Geologists describe the hollows as low-lying depressions in the highlands which stretch across this forearm of the Cape, creating breaks in the cliffs on the eastern shore. But, to those who know them, the hollows are at the water --scallop-shaped inlets in the otherwise massive shoreline that provide a sense of intimacy -- coves, in a way, that embrace the sea and hold it closely.

Because of the water which runs from the land above, sandbars form at the hollows, creating more breakers, on the whole, than at other points along the back side. The tempestuous surf, combined with the embracing cliffs, along with the almost daily influx of an afternoon fog, provide a sense of belonging -- a scale more suitable to man, a sense of invitation and shelter. 

For Graham and me, the hollows have become an integral part of our lives. We’ve met friends there, have been inspired there, experienced storms and blizzards there. They have become favorite subjects to paint,  and a compulsary for the afternoon walk. They’ve also become a favorite way to simply enjoy the sea at its most dramatic, its most intimate and, ultimately, for us, it’s most personal. 

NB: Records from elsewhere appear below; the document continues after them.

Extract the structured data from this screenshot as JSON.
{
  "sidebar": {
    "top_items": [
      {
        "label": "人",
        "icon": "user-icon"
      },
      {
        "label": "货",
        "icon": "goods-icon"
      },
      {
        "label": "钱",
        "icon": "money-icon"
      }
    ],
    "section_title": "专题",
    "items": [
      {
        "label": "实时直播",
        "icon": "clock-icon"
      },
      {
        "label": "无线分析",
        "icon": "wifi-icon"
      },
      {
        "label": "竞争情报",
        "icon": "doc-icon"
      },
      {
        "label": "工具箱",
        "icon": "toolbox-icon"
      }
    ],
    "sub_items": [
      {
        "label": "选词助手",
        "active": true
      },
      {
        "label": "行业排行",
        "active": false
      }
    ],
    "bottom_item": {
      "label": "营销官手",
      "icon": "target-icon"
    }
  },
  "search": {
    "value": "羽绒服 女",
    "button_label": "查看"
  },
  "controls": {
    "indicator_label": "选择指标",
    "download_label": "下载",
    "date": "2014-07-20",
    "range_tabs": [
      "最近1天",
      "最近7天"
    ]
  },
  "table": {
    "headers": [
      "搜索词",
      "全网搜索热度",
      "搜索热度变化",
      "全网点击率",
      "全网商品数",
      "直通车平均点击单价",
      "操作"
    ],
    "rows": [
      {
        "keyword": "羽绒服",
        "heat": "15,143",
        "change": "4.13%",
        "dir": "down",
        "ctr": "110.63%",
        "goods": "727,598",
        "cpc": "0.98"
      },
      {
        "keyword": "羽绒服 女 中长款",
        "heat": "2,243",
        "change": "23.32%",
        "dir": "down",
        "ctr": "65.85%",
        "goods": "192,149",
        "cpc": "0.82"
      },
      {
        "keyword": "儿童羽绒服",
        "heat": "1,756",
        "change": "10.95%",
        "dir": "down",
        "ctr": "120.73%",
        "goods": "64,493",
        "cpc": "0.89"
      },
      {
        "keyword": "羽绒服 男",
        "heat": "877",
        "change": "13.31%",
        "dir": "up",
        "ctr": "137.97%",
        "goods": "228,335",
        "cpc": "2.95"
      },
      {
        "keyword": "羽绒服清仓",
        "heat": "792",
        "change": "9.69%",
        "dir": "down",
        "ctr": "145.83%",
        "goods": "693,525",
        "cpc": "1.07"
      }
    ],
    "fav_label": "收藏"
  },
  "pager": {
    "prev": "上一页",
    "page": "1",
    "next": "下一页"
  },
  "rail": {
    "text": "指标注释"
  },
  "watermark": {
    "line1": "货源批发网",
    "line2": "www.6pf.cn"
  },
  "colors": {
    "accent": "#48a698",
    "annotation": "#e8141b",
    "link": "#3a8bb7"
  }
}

I’m drawn most often to Lecount, purely by convenience, which is the most southern of the three main hollows on Wellfleet’s back shore. Lecount is, generally, a friendly gathering place, marked by a distant, sweeping dune that reaches south toward Marconi. A dip in the crest, known as Freeman’s Bluff, grabs the last light of day, and has become a focal point of many of my paintings. The results have been as varied as the seasons, bearing such names as Afternoon Mist, After the Storm, Leeward, and, most recently Trust.  This last title comes from the realization that Lecount Hollow has become a place I’ve come to rely on -- particularly that bright splash of dune -- a place I’ve grown to trust. A friend.

At the northeast end of Wellfleet is Newcomb Hollow. This hollow was captured by Thoreau in his essays of Cape Cod, as he spent one of his first nights of his Cape journeys here, at the home of John Young Newcomb, “The Wellfleet Oysterman.”  It’s another hollow, with an embracing shoreline, but altogether different from Lecount. Here, huge, clay cliffs hold the wetness and coolness of a preceeding tide seemingly through the hottest of summer days. The clays vary in color from yellow ochre to deep rusts, and all shades of grays and browns.  They cascade from high above,  falling to mounds of clay and rock at the rugged, sandy base.  At certain tides, it’s difficult to walk south along the hollow without getting wet. The tides often meet the cliffs -- something which happens rarely at the other hollows, save for major ocean storms. But, all of the hollows share a unique feel.

It is at twilight that I most enjoy these places, walking quietly with Graham. One can feel the waves pound the beach, the spray regardless of direction, and that sound -- that beautiful, mighty sound of the sea, climbing, swirling, thundering, rising high overhead, then coming back around like a repeating chorus.   

In the hollows, there’s a taste in the air, a freshness, as hearty and fresh as a Wellfleet oyster. To smell, and feel the wetness of the sand, breathing deep the salt air -- is Cape Cod at its finest.

As we walk this night at Newcomb Hollow, at the end of a warm summer day,  it is cool and wet at the shore, the sand still warm closer in. Light from the west lingers across the top of the dunes, leaving the edge of the shore in shadow, waves breaking just beyond, catching the last of this day’s light. The waves pound tirelessly, ebbing and flowing, echoing above, throwing their weight against the sand.

We walk south from the landing, our footsteps trail behind at the waters edge. The tide is receeding now, but, once turned, our footsteps will be swept away. They, too, taken out to sea, all part of a grand and never-ending rearrangement.